Memoria letteraria

Le citazioni, reminiscenze, allusioni a versi di Virgilio in autori di prosa e poesia, spesso basate sulla memoria e non legate ad interessi filologici, dimostrano, ancora una volta, la presenza di Virgilio come “testo totale” nella memoria letteraria e culturale dell’Occidente romano: per un profilo della questione, si veda Tarrant.

Non mancano, tuttavia, i casi in cui tali riprese offrono un contributo alla critica testuale.

Per la prosa gli esempi più interessanti si ritrovano in autori antichi come Quintiliano e Seneca, o in grammatici più tardi, per esempio Carisio e Prisciano. Un’utile raccolta di citazioni virgiliane, comprendente anche i glossari, si trova nei volumi delle IVM.

In Epist. 58.3, ad esempio, Seneca cita correttamente Aen. 12.709 inter se coiisse viros et cernere ferro. 

Fatta eccezione per la prima mano di P (Vat. Pal. lat. 1631) e un manoscritto carolingio (y=Par. lat. 10307), cernere si è perso nella tradizione diretta e in Servio (vedi comm. a georg. 2.256 e ad Aen. 2.508), sostituito dall’ametrico e banalizzante decernere. La citazione di Seneca, inserita in una lettera che deplora l’impoverimento della lingua latina e il disuso di alcune parole brevi ed efficaci, offre supporto ad una lezione corretta ma male attestata, mentre testimonia la rapidità di evoluzione del lessico latino, che a metà del I secolo tendeva a dismettere termini ancora presenti in Virgilio (Seneca nota che cernere=”combattere” ai suoi tempi è già un arcaismo: quod nunc “decernere” dicimus: simplicis illius verbi usus amissus est ).

Interessanti ai fini della critica testuale sono talvolta anche le reminiscenze di versi di Virgilio in poeti a lui successivi.

Un caso famoso riguarda Aen. 10.539 totus conlucens veste atque insignibus albis (descrizione di un sacerdote guerriero): in luogo di albis, debolmente attestato nella tradizione diretta (si trova in P, ma è corretto dal copista), leggono armis tutti i codici, antichi e medievali, insieme a Tiberio Claudio Donato.

Analoghe rappresentazioni del sacerdote-guerriero contraddistinto da insegne bianche (forse reminiscenti del luogo virgiliano) si trovano in Stazio (per Anfiarao: Theb. 4.218 albaque puniceas interplicat infula cristas) e Valerio Flacco (per Mopso: Arg. 1.385 palla imos ferit alba pedes) e rafforzano il valore della lezione albis in Virgilio (dove, quindi, insignia=”armi”, secondo Timpanaro, o “paramenti sacerdotali”, secondo Delvigo).
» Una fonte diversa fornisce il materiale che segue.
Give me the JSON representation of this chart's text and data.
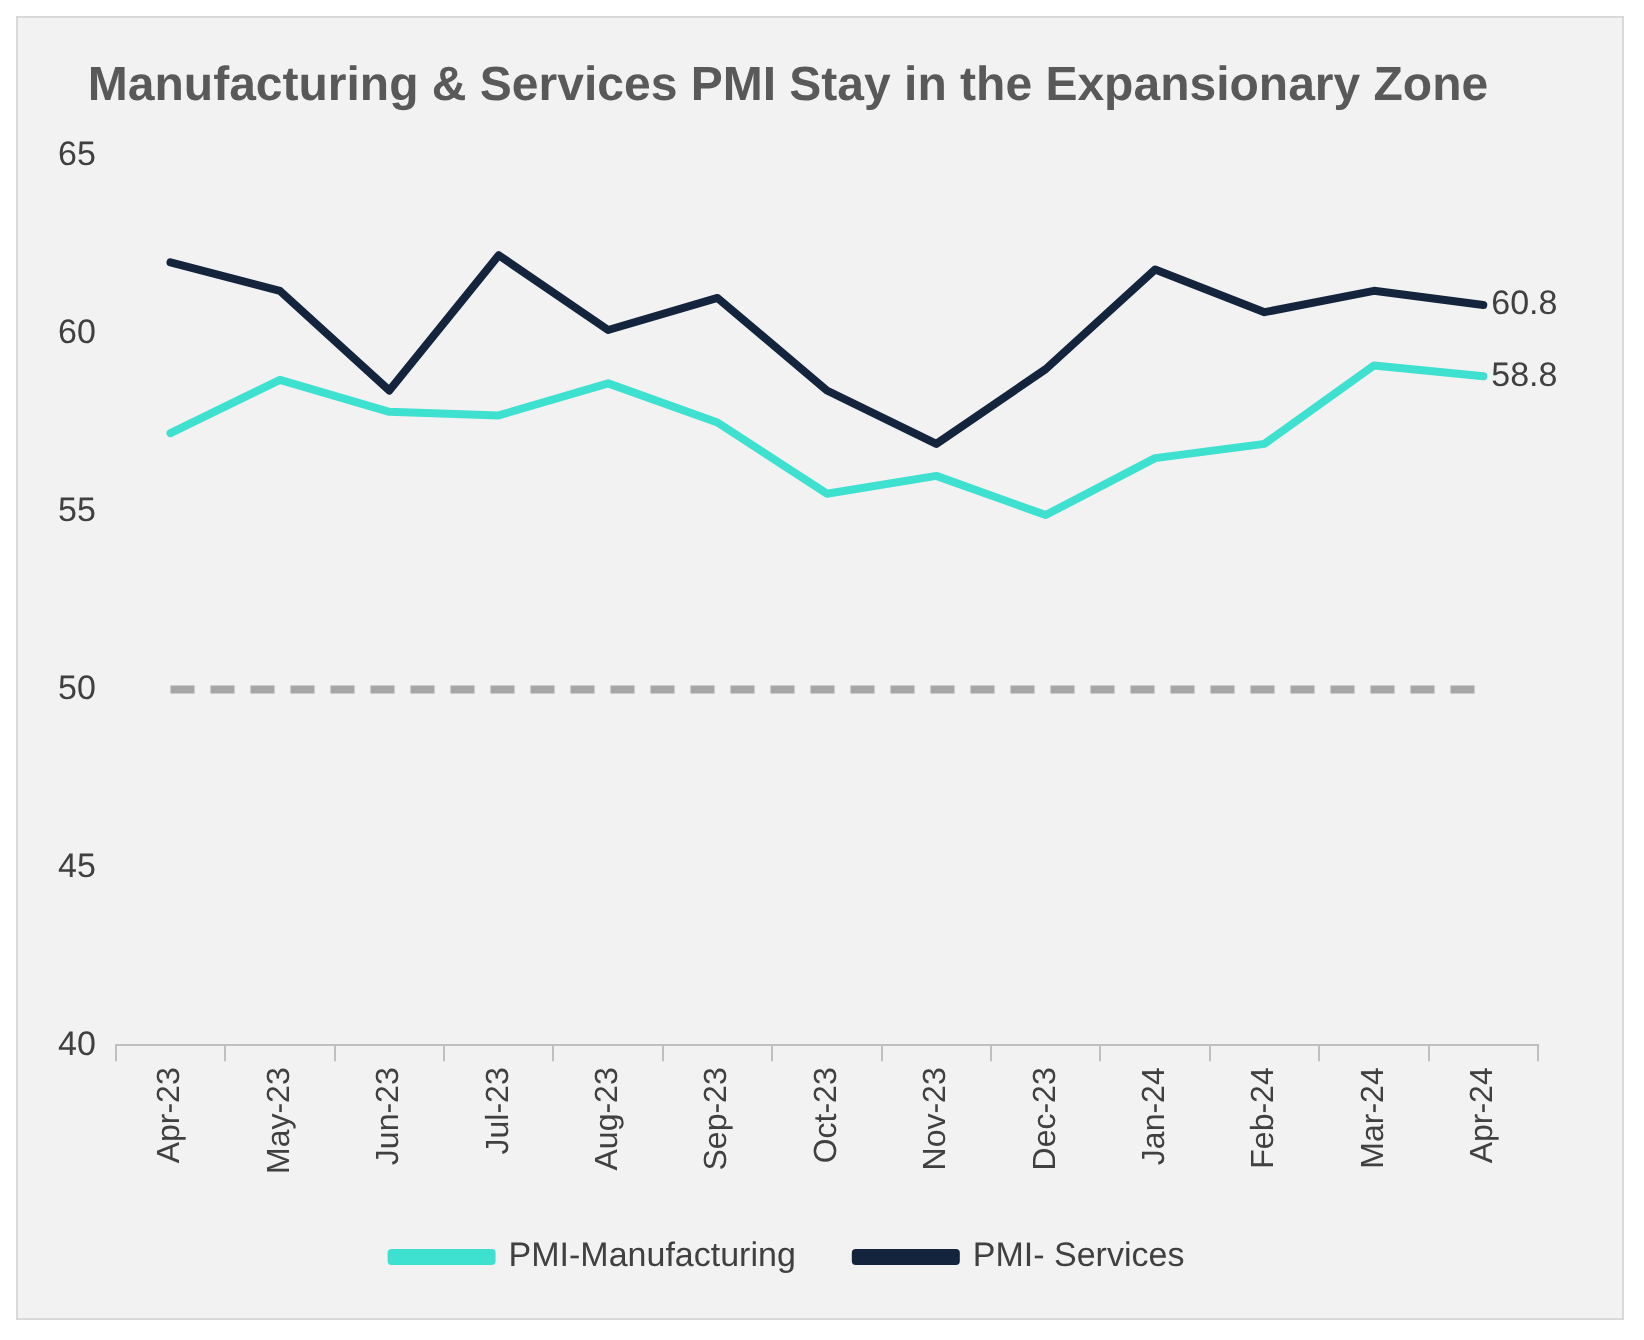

Relativamente nuova è la ricerca sugli effetti dell’ arte allusiva, che può offrire un supporto per la soluzione di problemi testuali.

È il caso, ad esempio, di una celebre corruttela presente nel testo di Virgilio:

Aen. 3. 359-60

qui numina Phoebi,
qui tripodas Clarii et laurus, qui sidera sentis

tripodas Clarii et] recc., Mynors: tripodas Clarii Mpcωγ2 Serv., Lact. Plac. In Stat. Theb. 8. 199, adgn. Pomp.GLK I 301 : tripodas Clari Mpγhr DS in Aen. 3.260, Tib., Ans., Gramm., adgn. Serv. a. l.

Recentemente Ottaviano ha proposto di emendare il testo tenendo conto dell’imitazione del luogo virgiliano da parte di Stazio: si veda

Stat. Theb. 7. 706-8

quantum subito diversus ab illo
qui tripodas laurusque sequi, qui doctus in omni
nube salutato volucrem cognoscere Phoebo!

Ottaviano propone, quindi, di correggere Aen. 3.360 tripodas Clari(i) laurus in tripodas laurusque Clari, soluzione che restaura “l’intera sequenza incipitaria riecheggiata da Stazio con un’attitudine mimetica osservabile in numerosi altri casi.”